EP by Kasabian
- Released: 2 October 2007
- Length: 7:13

Kasabian EP chronology
|  | Fast Fuse (2007) | West Ryder (2009) |

= Fast Fuse =

Fast Fuse is an EP by rock band Kasabian and was released to a select market on 2 October 2007. The track "Take Aim" was slated for inclusion on the EP but was eventually omitted. All three tracks went on to be included on their third studio album, West Ryder Pauper Lunatic Asylum. Welsh rock band FastFuse fruit flies (with bassist Mitchell) took name and inspiration from the title of this EP.

==Track listing==

1. "Fast Fuse" – 4:06
2. "Thick as Thieves" – 3:07

Fast Fuse was also featured in FIFA 09, due to the early-released EP, which came out before the album West Ryder Pauper Lunatic Asylum. It also featured as the theme song for the WWE pay per view Cyber Sunday 2007. The song can also be heard in a Richard Hammond's Blast Lab advert and an instrumental version is used as the theme tune for Russell Howard's Good News.
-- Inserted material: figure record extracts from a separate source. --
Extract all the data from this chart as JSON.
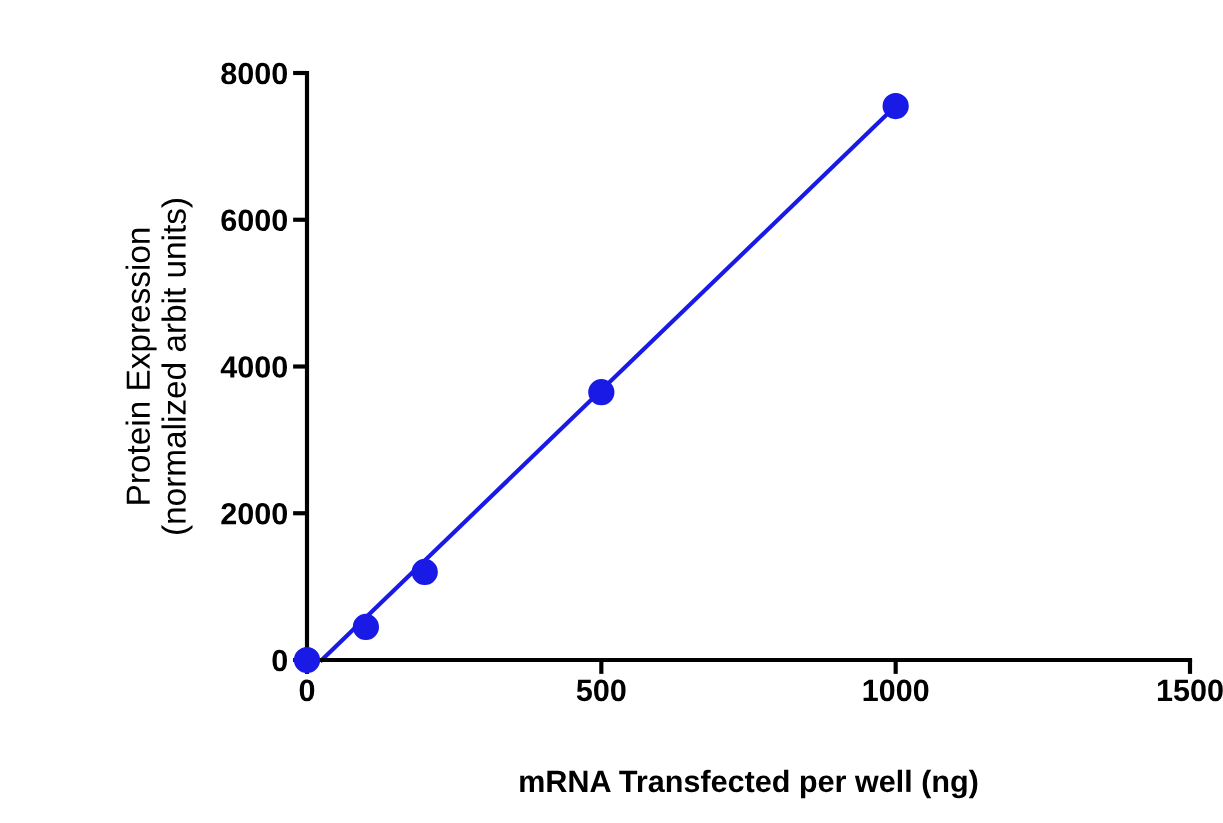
{
  "chart_data": {
    "type": "scatter",
    "xlabel": "mRNA Transfected per well (ng)",
    "ylabel": "Protein Expression\n(normalized arbit units)",
    "x": [
      0,
      100,
      200,
      500,
      1000
    ],
    "series": [
      {
        "color": "#1a1ae6",
        "values": [
          0,
          450,
          1200,
          3650,
          7550
        ],
        "marker": "circle"
      },
      {
        "type": "line",
        "color": "#1a1ae6",
        "x": [
          25,
          1000
        ],
        "values": [
          0,
          7550
        ],
        "marker": "none",
        "line_style": "solid"
      }
    ],
    "xlim": [
      0,
      1500
    ],
    "xticks": [
      0,
      500,
      1000,
      1500
    ],
    "ylim": [
      0,
      8000
    ],
    "yticks": [
      0,
      2000,
      4000,
      6000,
      8000
    ],
    "grid": false,
    "legend": false
  }
}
Vocalist Tom Meighan told The Sun that the band see "Fast Fuse" as their very own Quentin Tarantino soundtrack with its Kraut-rock bass and furious vocals. He said: "It's a Tarantino take on the 21st Century. There are a lot of angry men out there and Serge's lyrics show what they're saying."

Fast Fuse is also the menu music in International Cricket 2010 by Codemasters.

The versions of these two songs are different from the versions on West Ryder Pauper Lunatic Asylum.